<<  >>
第一章【6】

「やっぱり、夢じゃないんだよなあ……」
 寝ぼけ眼で居間にやってきたラウルは、食卓から暖炉の前に移され、籠に入れられて毛布や柔らかい布で包まれた卵を見てため息をついた。
(夢だったらよかったのに……)
 残念ながら、これは現実である。受け入れるしかない。
 結局昨日はマリオが持ってきてくれた布団やら食糧やらを運び込み、軽く掃除をして荷物を解いただけで終わってしまった。
 くたくたになって寝台に潜り込み、瞬き一つしない間に眠りに落ちた。そして、なにやらおかしな夢を見ていた気がする。

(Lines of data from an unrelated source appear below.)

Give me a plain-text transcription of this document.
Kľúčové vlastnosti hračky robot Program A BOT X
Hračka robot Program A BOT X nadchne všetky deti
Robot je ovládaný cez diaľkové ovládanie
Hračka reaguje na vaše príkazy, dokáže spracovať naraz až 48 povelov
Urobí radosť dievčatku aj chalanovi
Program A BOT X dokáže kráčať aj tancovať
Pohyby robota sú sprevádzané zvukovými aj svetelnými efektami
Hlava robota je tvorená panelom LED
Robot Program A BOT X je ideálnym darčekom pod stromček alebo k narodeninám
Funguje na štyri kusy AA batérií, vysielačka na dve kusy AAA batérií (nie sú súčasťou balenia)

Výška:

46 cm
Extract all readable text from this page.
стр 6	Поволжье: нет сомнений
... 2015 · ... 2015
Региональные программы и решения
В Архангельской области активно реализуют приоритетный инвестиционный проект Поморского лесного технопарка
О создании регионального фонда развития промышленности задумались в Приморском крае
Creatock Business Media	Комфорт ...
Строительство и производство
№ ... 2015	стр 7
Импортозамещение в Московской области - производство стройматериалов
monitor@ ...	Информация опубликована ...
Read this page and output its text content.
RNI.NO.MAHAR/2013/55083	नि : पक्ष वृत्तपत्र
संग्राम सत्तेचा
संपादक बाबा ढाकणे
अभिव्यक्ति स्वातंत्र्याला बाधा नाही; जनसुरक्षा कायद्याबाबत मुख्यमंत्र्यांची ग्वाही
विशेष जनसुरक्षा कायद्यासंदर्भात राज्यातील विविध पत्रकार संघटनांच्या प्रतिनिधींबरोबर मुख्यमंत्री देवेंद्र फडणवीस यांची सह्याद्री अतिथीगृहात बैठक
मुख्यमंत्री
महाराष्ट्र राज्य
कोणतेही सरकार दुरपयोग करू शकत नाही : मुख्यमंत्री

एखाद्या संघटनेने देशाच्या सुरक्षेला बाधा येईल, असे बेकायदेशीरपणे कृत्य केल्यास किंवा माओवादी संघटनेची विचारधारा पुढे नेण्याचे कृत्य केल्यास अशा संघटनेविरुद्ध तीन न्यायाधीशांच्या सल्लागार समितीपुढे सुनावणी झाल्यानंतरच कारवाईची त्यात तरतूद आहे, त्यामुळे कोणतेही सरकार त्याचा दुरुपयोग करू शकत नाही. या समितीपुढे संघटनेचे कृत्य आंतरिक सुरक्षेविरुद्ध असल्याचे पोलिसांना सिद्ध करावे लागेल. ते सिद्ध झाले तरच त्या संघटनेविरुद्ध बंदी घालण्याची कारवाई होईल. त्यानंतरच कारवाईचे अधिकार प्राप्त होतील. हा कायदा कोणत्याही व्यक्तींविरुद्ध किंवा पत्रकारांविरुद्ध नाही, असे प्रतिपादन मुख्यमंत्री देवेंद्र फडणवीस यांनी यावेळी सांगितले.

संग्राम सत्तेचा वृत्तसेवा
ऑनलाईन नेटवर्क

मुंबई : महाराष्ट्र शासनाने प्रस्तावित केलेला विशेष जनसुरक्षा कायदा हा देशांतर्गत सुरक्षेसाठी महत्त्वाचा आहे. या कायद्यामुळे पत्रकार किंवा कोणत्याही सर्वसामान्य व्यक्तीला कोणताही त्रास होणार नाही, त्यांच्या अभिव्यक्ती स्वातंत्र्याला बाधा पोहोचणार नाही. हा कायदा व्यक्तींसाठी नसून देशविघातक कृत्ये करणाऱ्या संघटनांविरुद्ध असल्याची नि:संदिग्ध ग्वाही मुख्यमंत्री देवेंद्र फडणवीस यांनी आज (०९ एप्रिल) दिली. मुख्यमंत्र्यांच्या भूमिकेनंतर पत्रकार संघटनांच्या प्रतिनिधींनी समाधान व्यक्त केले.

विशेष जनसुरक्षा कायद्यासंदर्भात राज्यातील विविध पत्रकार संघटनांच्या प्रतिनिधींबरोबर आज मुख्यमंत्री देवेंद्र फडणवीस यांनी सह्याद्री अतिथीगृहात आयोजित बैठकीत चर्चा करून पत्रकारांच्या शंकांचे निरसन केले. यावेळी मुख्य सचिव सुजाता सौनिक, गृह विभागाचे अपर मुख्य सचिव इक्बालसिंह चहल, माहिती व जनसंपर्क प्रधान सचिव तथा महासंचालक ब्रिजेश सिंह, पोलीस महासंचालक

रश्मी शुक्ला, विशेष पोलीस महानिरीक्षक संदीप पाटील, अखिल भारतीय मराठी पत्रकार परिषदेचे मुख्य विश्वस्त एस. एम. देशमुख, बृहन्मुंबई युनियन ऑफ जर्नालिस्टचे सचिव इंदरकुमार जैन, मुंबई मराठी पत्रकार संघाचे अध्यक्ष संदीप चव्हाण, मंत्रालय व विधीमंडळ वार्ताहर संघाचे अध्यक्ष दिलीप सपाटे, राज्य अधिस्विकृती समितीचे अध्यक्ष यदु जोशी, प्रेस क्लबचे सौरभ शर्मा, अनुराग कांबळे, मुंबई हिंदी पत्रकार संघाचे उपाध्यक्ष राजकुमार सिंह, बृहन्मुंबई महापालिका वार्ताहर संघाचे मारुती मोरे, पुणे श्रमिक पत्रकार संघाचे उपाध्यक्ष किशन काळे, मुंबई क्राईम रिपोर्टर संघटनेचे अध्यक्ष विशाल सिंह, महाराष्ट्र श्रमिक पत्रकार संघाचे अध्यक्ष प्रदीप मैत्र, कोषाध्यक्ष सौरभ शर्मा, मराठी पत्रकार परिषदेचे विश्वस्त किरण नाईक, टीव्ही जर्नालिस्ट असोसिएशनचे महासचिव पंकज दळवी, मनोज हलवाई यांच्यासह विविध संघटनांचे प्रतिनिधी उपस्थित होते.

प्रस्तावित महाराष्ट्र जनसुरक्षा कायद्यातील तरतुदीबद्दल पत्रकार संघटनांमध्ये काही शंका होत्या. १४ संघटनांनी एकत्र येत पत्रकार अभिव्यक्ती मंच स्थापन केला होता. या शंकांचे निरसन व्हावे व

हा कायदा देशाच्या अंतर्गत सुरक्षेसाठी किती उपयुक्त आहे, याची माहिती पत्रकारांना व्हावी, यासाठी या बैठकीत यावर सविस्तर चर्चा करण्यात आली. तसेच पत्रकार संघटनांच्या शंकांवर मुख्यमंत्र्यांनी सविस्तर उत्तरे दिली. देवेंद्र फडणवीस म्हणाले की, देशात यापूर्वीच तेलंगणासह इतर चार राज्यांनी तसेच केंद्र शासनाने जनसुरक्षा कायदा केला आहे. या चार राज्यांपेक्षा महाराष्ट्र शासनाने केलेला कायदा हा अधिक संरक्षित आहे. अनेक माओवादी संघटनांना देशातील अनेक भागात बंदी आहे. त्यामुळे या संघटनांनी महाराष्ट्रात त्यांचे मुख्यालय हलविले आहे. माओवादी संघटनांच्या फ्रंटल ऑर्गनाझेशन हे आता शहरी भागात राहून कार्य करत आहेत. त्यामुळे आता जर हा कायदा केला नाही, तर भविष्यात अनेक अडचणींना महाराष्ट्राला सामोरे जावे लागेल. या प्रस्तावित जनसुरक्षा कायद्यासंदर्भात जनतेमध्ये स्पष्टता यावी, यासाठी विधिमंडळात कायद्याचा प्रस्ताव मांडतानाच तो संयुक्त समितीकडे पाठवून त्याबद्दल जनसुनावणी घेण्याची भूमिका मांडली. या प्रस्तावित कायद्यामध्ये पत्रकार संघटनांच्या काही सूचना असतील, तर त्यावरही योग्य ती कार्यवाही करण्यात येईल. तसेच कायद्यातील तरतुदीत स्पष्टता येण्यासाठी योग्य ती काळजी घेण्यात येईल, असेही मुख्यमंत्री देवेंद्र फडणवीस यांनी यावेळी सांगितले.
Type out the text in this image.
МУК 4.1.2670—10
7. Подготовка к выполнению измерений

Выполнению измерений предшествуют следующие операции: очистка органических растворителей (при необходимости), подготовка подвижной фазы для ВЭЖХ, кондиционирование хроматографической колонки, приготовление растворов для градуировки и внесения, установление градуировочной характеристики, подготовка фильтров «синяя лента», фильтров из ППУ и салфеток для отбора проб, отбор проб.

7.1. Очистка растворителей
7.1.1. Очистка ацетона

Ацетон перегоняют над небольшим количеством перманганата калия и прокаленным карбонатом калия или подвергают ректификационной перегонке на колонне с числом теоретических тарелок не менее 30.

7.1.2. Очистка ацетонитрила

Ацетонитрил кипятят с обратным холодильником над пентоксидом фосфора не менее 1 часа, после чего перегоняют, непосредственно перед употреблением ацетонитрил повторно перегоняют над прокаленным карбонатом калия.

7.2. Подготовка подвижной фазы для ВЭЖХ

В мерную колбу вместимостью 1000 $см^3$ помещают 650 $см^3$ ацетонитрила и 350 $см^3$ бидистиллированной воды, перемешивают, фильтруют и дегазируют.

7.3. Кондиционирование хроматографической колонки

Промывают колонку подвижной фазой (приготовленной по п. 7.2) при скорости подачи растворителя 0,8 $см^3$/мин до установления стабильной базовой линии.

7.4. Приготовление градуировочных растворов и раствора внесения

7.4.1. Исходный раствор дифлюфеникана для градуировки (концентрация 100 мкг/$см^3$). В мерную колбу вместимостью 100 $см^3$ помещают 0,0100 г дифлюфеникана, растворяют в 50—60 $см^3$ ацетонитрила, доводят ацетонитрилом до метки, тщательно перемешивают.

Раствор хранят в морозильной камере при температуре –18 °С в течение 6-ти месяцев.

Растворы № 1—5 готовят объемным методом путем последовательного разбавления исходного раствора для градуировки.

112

(なんか、卵が頭上に落ちてきて、いろいろ喋ってたよな……)
 だから目覚めた時、すべてが夢かと淡い期待をしてみたのだが。
「駄目だったか……。ま、そりゃそうか」
 呟きながら、台所に向かう。 長く伸ばした黒髪を鬱陶しそうに払いのけながら朝食の支度をしようとするラウルの耳に、玄関の扉を叩く音が聞こえた。
「おはようございまーす!」
 まだ朝も早い時間だが元気いっぱいのマリオの声が外から響いてくる。
「朝っぱらから、何だってんだ……」
 ラウルは面倒臭そうに玄関に向かい、これまた投げやりに鍵を開ける。そして
「ラウルさーん、起きてま」
 バンッ、と前置きなしに玄関を開けたラウルに、どうやら扉のすぐ前に立っていたらしいマリオは、咄嗟に飛びのいた格好で固まった。
「なにしてんだ、お前」
「いや、ちょっといきなりだったんで」
 それでも手にしていた籠を取り落とさなかったのは見事だったというべきだろう。
「マリオったらうっかりしてるんだから。外開きの扉だって事は分かってたでしょう?」
 マリオの後ろから呆れた調子の声が響く。
「おや、おはようございます」
 途端に笑顔を取り繕って挨拶するラウル。しかも、ほんの一瞬の間にぼさぼさの髪をさっと後ろに払い落として体裁を整えている。 マリオがおや?という顔でラウルを見ていたが、とりあえずそっちは無視をした。
「おはようございます。よくお休みになれました?」
「ええ、とても。ところで、おじい様はあれからいかがです?」
 ラウルの言葉にエリナはにっこり笑って
「ええ、とても元気です。しっかりと休養を取って、万全の体調で復帰するんだって意気込んでますけど、今日は釣りに行くんだってほくほく顏でした」
 と答える。その調子で余生を楽しんで、神殿復帰をあきらめてくれれば、ラウルにとっても村人にとってもまたゲルクの家族にとってもありがたい事である。
「今日から、神殿の復旧作業を村の人達がお手伝いしますって。朝から来てくれるそうですよ」
 だから、早く食べちゃってくださいね、とマリオは持っていた籠を差し出した。
 掛けられていた布巾を取ると、焼きたてのパンやチーズ、ゆでた卵などが詰め込まれている。なるほど、これを届けにわざわざ来てくれたという訳か。
「それじゃ、私は先に神殿に行ってるわね」
「うん、すぐに行くから待ってて!」
 マリオに手を振って、エリナは軽やかな足取りで丘を下っていく。 その後ろ姿が小さくなったところで、ラウルはすっぱりと笑顔を引っ込めると、のそのそと小屋の中に戻っていった。慌ててマリオが続く。
「ラウルさん、なんでエリナには丁寧なんですか?」
 居間の食卓についてもそもそと朝食をとるラウルに、マリオが尋ねる。ラウルは面倒そうに顔を上げると、
「俺は、ここじゃ真面目で礼儀正しい人間でいたいんだ」
 と答えた。妙にもごもごした声だと思ったら、ゆで卵にかぶり付いた直後だったらしい。真面目で礼儀正しいが聞いて呆れる。
「それじゃ、なんで僕にはこうなんですか?」
「一旦これで喋っちまったら、仕方ないだろうが。外ではちゃんとした話し方してやるから心配するな」
 だから、お前も言いふらすなよ、と釘を刺して、ラウルはゆで卵の残りを口の中に押し込んだ。
「言いませんけどぉ……。なんか僕だけ損した感じ」
「気のせいだ、気のせい。さ、早いとこ食っちまわないとな」
 そう言って、ラウルは残りの朝食を片付けていった。